MEDIATING EXPERT-INTENSIVE DISPUTES
There are a number of factors that must be considered before having experts participate in the mediation, and assessing how that participation should be structured.
Varying perspectives on central technical or scientific issues is a common thread among many environmental and natural resource law disputes, but is of course equally applicable to disputes in many other disciplines. It’s a familiar dynamic. A case involves highly technical matters, whether it be contaminant forensics, chemical fate analysis, health effects from exposure to pollutants, risk-based assessments, or for that matter any matter involving technical or expert issues. You hire top experts to advocate for your client’s position. So does the other side. All of those experts essentially have available the same information and data. Yet, they come to diametrically opposed positions. They prepare their expert reports. Depositions follow. Positions harden and litigation proceeds. The trial date approaches. The cost keeps going up, but no resolution.
A critical consideration is what role do those experts play when the parties are engaged in mediation efforts to resolve the dispute. As a mediator, I of course want to understand the perspective of each respective expert to better assess the strengths and weaknesses of each party’s case, help synthesize the central issues, and assist the parties in exploring ways to resolve the matter. However, simply hearing a party’s lawyer telling me what the expert thinks, or even reading expert reports or advocacy pieces, only goes so far. What is more meaningful in many cases is having the expert directly engage in the mediation.
There are a number of factors that must be considered before having experts participate in the mediation, and assessing how that participation should be structured. As an initial matter, it must be determined whether the dispute itself revolves around the technical issues to begin with. If not, no need for expert participation. If the technical issues are directly relevant to the dispute, the most benign structure is simply to have the experts sitting in the room with their clients during the mediation session, and having no interaction with the other parties. Each party’s experts will in that scenario explain to the mediator why their conclusions are correct and the other experts are wrong. Helpful to some degree, but there are even more robust options that may further dispute resolution.
In many cases, experts are talking past one another. Where the parties have proceeded under the construct that there are a multitude of disagreements among the experts, in some instances it turns out that there is actually less disagreement than first appears. Having the experts from the various parties together at some points during the mediation, under the direction of the mediator, may enable them to determine where there may be less disagreement than initially thought, and get to the root of the real and determinative differences.
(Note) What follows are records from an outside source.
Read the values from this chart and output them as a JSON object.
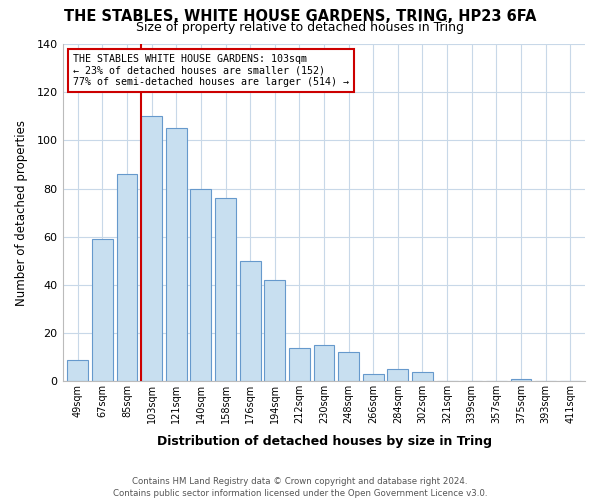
{
  "title": "THE STABLES, WHITE HOUSE GARDENS, TRING, HP23 6FA",
  "subtitle": "Size of property relative to detached houses in Tring",
  "xlabel": "Distribution of detached houses by size in Tring",
  "ylabel": "Number of detached properties",
  "bar_labels": [
    "49sqm",
    "67sqm",
    "85sqm",
    "103sqm",
    "121sqm",
    "140sqm",
    "158sqm",
    "176sqm",
    "194sqm",
    "212sqm",
    "230sqm",
    "248sqm",
    "266sqm",
    "284sqm",
    "302sqm",
    "321sqm",
    "339sqm",
    "357sqm",
    "375sqm",
    "393sqm",
    "411sqm"
  ],
  "bar_values": [
    9,
    59,
    86,
    110,
    105,
    80,
    76,
    50,
    42,
    14,
    15,
    12,
    3,
    5,
    4,
    0,
    0,
    0,
    1,
    0,
    0
  ],
  "bar_color": "#c8dff0",
  "bar_edge_color": "#6699cc",
  "highlight_index": 3,
  "highlight_line_color": "#cc0000",
  "ylim": [
    0,
    140
  ],
  "yticks": [
    0,
    20,
    40,
    60,
    80,
    100,
    120,
    140
  ],
  "annotation_title": "THE STABLES WHITE HOUSE GARDENS: 103sqm",
  "annotation_line1": "← 23% of detached houses are smaller (152)",
  "annotation_line2": "77% of semi-detached houses are larger (514) →",
  "annotation_box_color": "#ffffff",
  "annotation_box_edge": "#cc0000",
  "footer_line1": "Contains HM Land Registry data © Crown copyright and database right 2024.",
  "footer_line2": "Contains public sector information licensed under the Open Government Licence v3.0.",
  "background_color": "#ffffff",
  "grid_color": "#c8d8e8"
}
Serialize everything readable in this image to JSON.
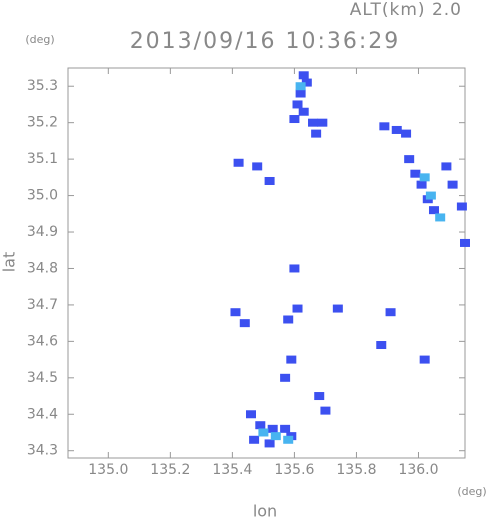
{
  "chart_data": {
    "type": "scatter",
    "title": "2013/09/16 10:36:29",
    "subtitle": "ALT(km) 2.0",
    "x_label": "lon",
    "y_label": "lat",
    "x_unit": "(deg)",
    "y_unit": "(deg)",
    "xlim": [
      134.87,
      136.15
    ],
    "ylim": [
      34.28,
      35.35
    ],
    "xticks": [
      {
        "value": 135,
        "label": "135.0"
      },
      135.2,
      135.4,
      135.6,
      135.8,
      {
        "value": 136,
        "label": "136.0"
      }
    ],
    "yticks": [
      34.3,
      34.4,
      34.5,
      34.6,
      34.7,
      34.8,
      34.9,
      {
        "value": 35,
        "label": "35.0"
      },
      35.1,
      35.2,
      35.3
    ],
    "series": [
      {
        "color": "#3c50f0",
        "x": [
          135.63,
          135.64,
          135.62,
          135.61,
          135.63,
          135.66,
          135.69,
          135.6,
          135.67,
          135.89,
          135.93,
          135.96,
          135.97,
          135.99,
          136.01,
          136.03,
          136.05,
          136.09,
          136.11,
          136.14,
          136.15,
          135.42,
          135.48,
          135.52,
          135.6,
          135.41,
          135.44,
          135.58,
          135.61,
          135.74,
          135.91,
          135.88,
          136.02,
          135.59,
          135.57,
          135.68,
          135.7,
          135.46,
          135.49,
          135.53,
          135.57,
          135.47,
          135.52,
          135.59
        ],
        "values": [
          35.33,
          35.31,
          35.28,
          35.25,
          35.23,
          35.2,
          35.2,
          35.21,
          35.17,
          35.19,
          35.18,
          35.17,
          35.1,
          35.06,
          35.03,
          34.99,
          34.96,
          35.08,
          35.03,
          34.97,
          34.87,
          35.09,
          35.08,
          35.04,
          34.8,
          34.68,
          34.65,
          34.66,
          34.69,
          34.69,
          34.68,
          34.59,
          34.55,
          34.55,
          34.5,
          34.45,
          34.41,
          34.4,
          34.37,
          34.36,
          34.36,
          34.33,
          34.32,
          34.34
        ]
      },
      {
        "color": "#48b4f0",
        "x": [
          136.02,
          136.04,
          136.07,
          135.5,
          135.54,
          135.58,
          135.62
        ],
        "values": [
          35.05,
          35.0,
          34.94,
          34.35,
          34.34,
          34.33,
          35.3
        ]
      }
    ]
  }
}
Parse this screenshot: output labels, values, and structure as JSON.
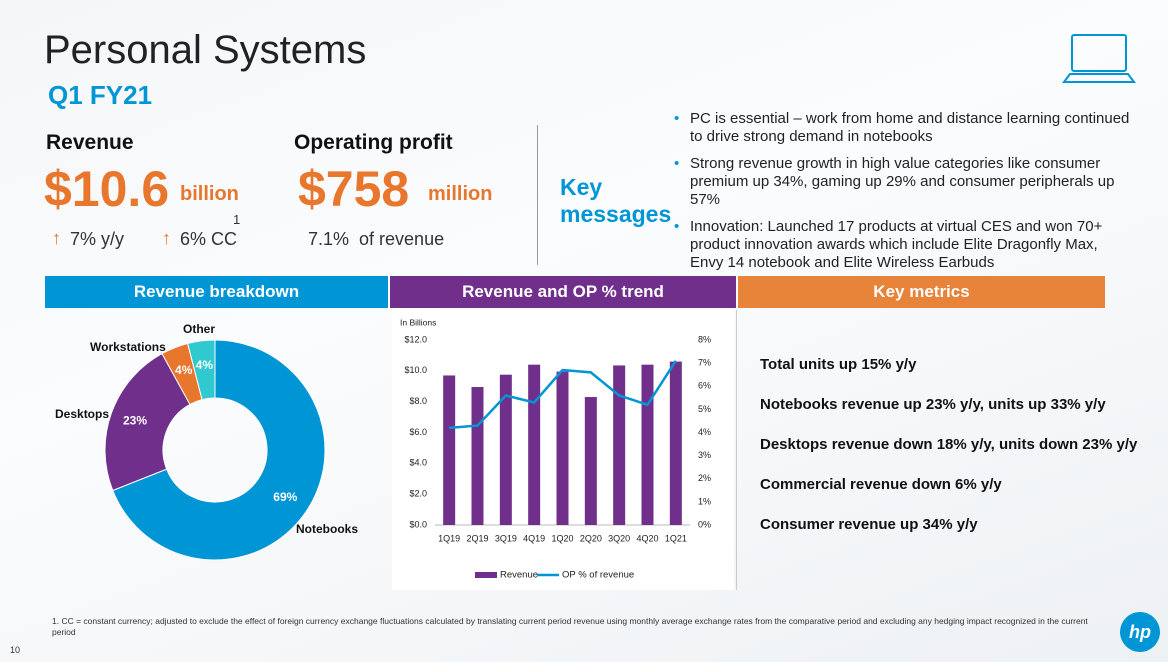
{
  "header": {
    "title": "Personal Systems",
    "subtitle": "Q1 FY21"
  },
  "revenue": {
    "label": "Revenue",
    "value": "$10.6",
    "unit": "billion",
    "growth": "7% y/y",
    "cc_growth": "6% CC",
    "footnote_ref": "1"
  },
  "operating_profit": {
    "label": "Operating profit",
    "value": "$758",
    "unit": "million",
    "margin": "7.1%  of revenue"
  },
  "key_messages": {
    "title": [
      "Key",
      "messages"
    ],
    "bullets": [
      "PC is essential – work from home and distance learning continued to drive strong demand in notebooks",
      "Strong revenue growth in high value categories like consumer premium up 34%, gaming up 29% and consumer peripherals up 57%",
      "Innovation: Launched 17 products at virtual CES and won 70+ product innovation awards which include Elite Dragonfly Max, Envy 14 notebook and Elite Wireless Earbuds"
    ]
  },
  "sections": [
    "Revenue breakdown",
    "Revenue and OP % trend",
    "Key metrics"
  ],
  "key_metrics": [
    "Total units up 15% y/y",
    "Notebooks revenue up 23% y/y, units up 33% y/y",
    "Desktops revenue down 18% y/y, units down 23% y/y",
    "Commercial revenue down 6% y/y",
    "Consumer revenue up 34% y/y"
  ],
  "footnote": "1.  CC = constant currency; adjusted to exclude the effect of foreign currency exchange fluctuations calculated by translating current period revenue using monthly average exchange rates from the comparative period and excluding any hedging impact recognized in the current period",
  "page_number": "10",
  "logo": "hp",
  "chart_data": [
    {
      "type": "donut",
      "categories": [
        "Notebooks",
        "Desktops",
        "Workstations",
        "Other"
      ],
      "values": [
        69,
        23,
        4,
        4
      ],
      "value_labels": [
        "69%",
        "23%",
        "4%",
        "4%"
      ],
      "colors": [
        "#0096d6",
        "#702f8a",
        "#e8762d",
        "#30c9d0"
      ]
    },
    {
      "type": "bar-line",
      "axis_label": "In Billions",
      "categories": [
        "1Q19",
        "2Q19",
        "3Q19",
        "4Q19",
        "1Q20",
        "2Q20",
        "3Q20",
        "4Q20",
        "1Q21"
      ],
      "series": [
        {
          "name": "Revenue",
          "color": "#702f8a",
          "type": "bar",
          "values": [
            9.7,
            8.95,
            9.75,
            10.4,
            9.95,
            8.3,
            10.35,
            10.4,
            10.6
          ]
        },
        {
          "name": "OP % of revenue",
          "color": "#0096d6",
          "type": "line",
          "axis": "y2",
          "values": [
            4.2,
            4.3,
            5.6,
            5.3,
            6.7,
            6.6,
            5.6,
            5.2,
            7.1
          ]
        }
      ],
      "ylim": [
        0,
        12
      ],
      "yticks": [
        {
          "value": 0,
          "label": "$0.0"
        },
        {
          "value": 2,
          "label": "$2.0"
        },
        {
          "value": 4,
          "label": "$4.0"
        },
        {
          "value": 6,
          "label": "$6.0"
        },
        {
          "value": 8,
          "label": "$8.0"
        },
        {
          "value": 10,
          "label": "$10.0"
        },
        {
          "value": 12,
          "label": "$12.0"
        }
      ],
      "y2lim": [
        0,
        8
      ],
      "y2ticks": [
        {
          "value": 0,
          "label": "0%"
        },
        {
          "value": 1,
          "label": "1%"
        },
        {
          "value": 2,
          "label": "2%"
        },
        {
          "value": 3,
          "label": "3%"
        },
        {
          "value": 4,
          "label": "4%"
        },
        {
          "value": 5,
          "label": "5%"
        },
        {
          "value": 6,
          "label": "6%"
        },
        {
          "value": 7,
          "label": "7%"
        },
        {
          "value": 8,
          "label": "8%"
        }
      ],
      "grid": false
    }
  ]
}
The mediation can then focus on those issues more directly and efficiently.
Of course, there naturally will be some reluctance to having the opposing experts engage with each other. Although mediation confidentiality will prevent any statements of an expert from being used against that expert, that does not address the fact that the discussion itself may clue one side into strategies and positions that the other side has no desire to share. That is where ground rules, agreed to by all counsel and the mediator, must be established to ensure no side is giving away anything it does not want disclosed. That said, by the time that mediation session occurs, it is likely that each expert knows full well what the other expert’s position is, and the bases of that position.
Whether it makes sense or is appropriate to have experts participate at all in the mediation, and if so, whether to bring the competing experts together in the same room, must be made on a case-by-case basis, and have the complete buy-in of the respective parties. But it should at least be considered, and in many cases can further prospective resolution.
The take away from this is that no two disputes or mediations are the same. Each has its own issues, flow, and personality that must be taken into account when considering how best to structure the mediation in a way to increase the chances of success.